Schicksalsstöcke

Myna Kaltschnee: Der blasse Fremde. #Halloween im #Nornennetz

Die Turmuhr schlug dreimal. Noch fünfzehn Minuten bis ein Uhr morgens. Das bedeutete, dass in vier Minuten die letzte U-Bahn fuhr. Marietta eilte die dunkle Straße entlang. Eine Gänsehaut zog sich über ihre Glieder und sie vergrub die Hände tiefer in ihren Jackentaschen. Ihr Atem bildete feinen, weißen Dampf, der sich in der Dunkelheit auflöste. Die nächtliche Ruhe war ihr unheimlich. Normalerweise fuhren hier viele Autos und die Stimmen der Einwohner gaben ihr das Gefühl, nicht allein zu sein. Jetzt war es ganz still. Lediglich das hektische Klack-klack-klack ihrer Absätze hallte auf dem Asphalt wider.

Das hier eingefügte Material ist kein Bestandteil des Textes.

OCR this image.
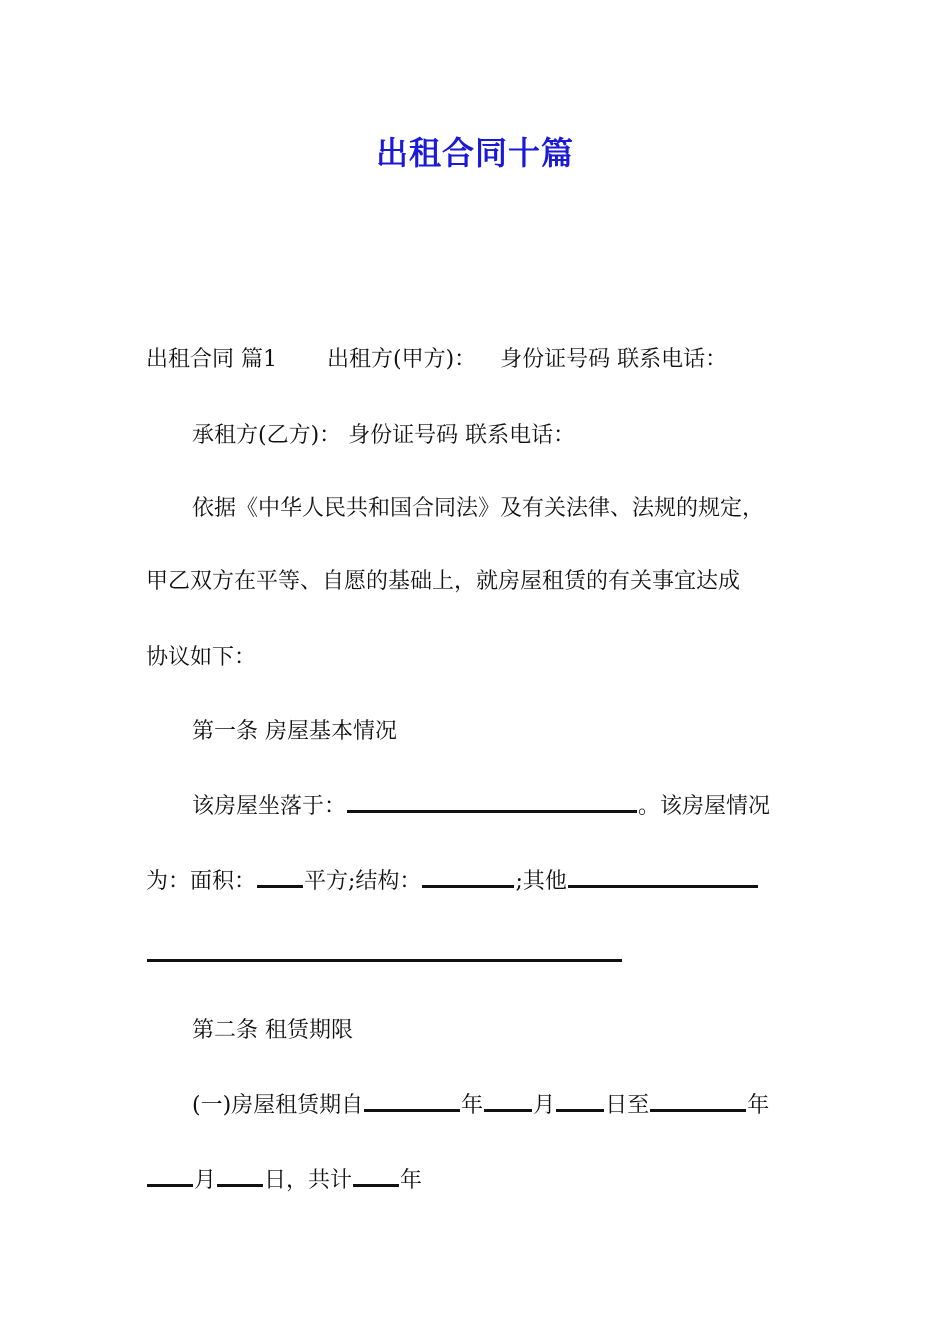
出租合同十篇
出租合同 篇1 出租方(甲方)： 身份证号码 联系电话：
承租方(乙方)： 身份证号码 联系电话：
依据《中华人民共和国合同法》及有关法律、法规的规定，
甲乙双方在平等、自愿的基础上，就房屋租赁的有关事宜达成
协议如下：
第一条 房屋基本情况
该房屋坐落于：	。该房屋情况
为：面积： 平方;结构：	;其他
第二条 租赁期限
(一)房屋租赁期自	年 月 日至	年
月 日，共计 年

Als sie die Station erreichte, fuhr die U-Bahn gerade ein. Marietta setzte sich in den hintersten Waggon. Geschafft! In gut fünfundzwanzig Minuten würde sie zu Hause sein. Ihre Lider waren schwer wie Blei. Sie konnte sie nur mit Mühe offenhalten. Die Geburtstagsparty ihrer besten Freundin war zwar schön gewesen, doch sie hatte ihr auch sehr viel Energie abverlangt. Um sich wachzuhalten, beobachtete sie die beiden einzigen weiteren Passagiere. Ein junges Paar saß wenige Reihen vor ihr und knutschte. Sie musste bei ihrem Anblick lächeln. Wie die beiden sich wohl kennengelernt hatten? Marietta liebte es, sich darüber Geschichten auszudenken. Das hatte sie schon als Kind gerne gemacht: Leute beobachten und ihr Schicksal erfinden.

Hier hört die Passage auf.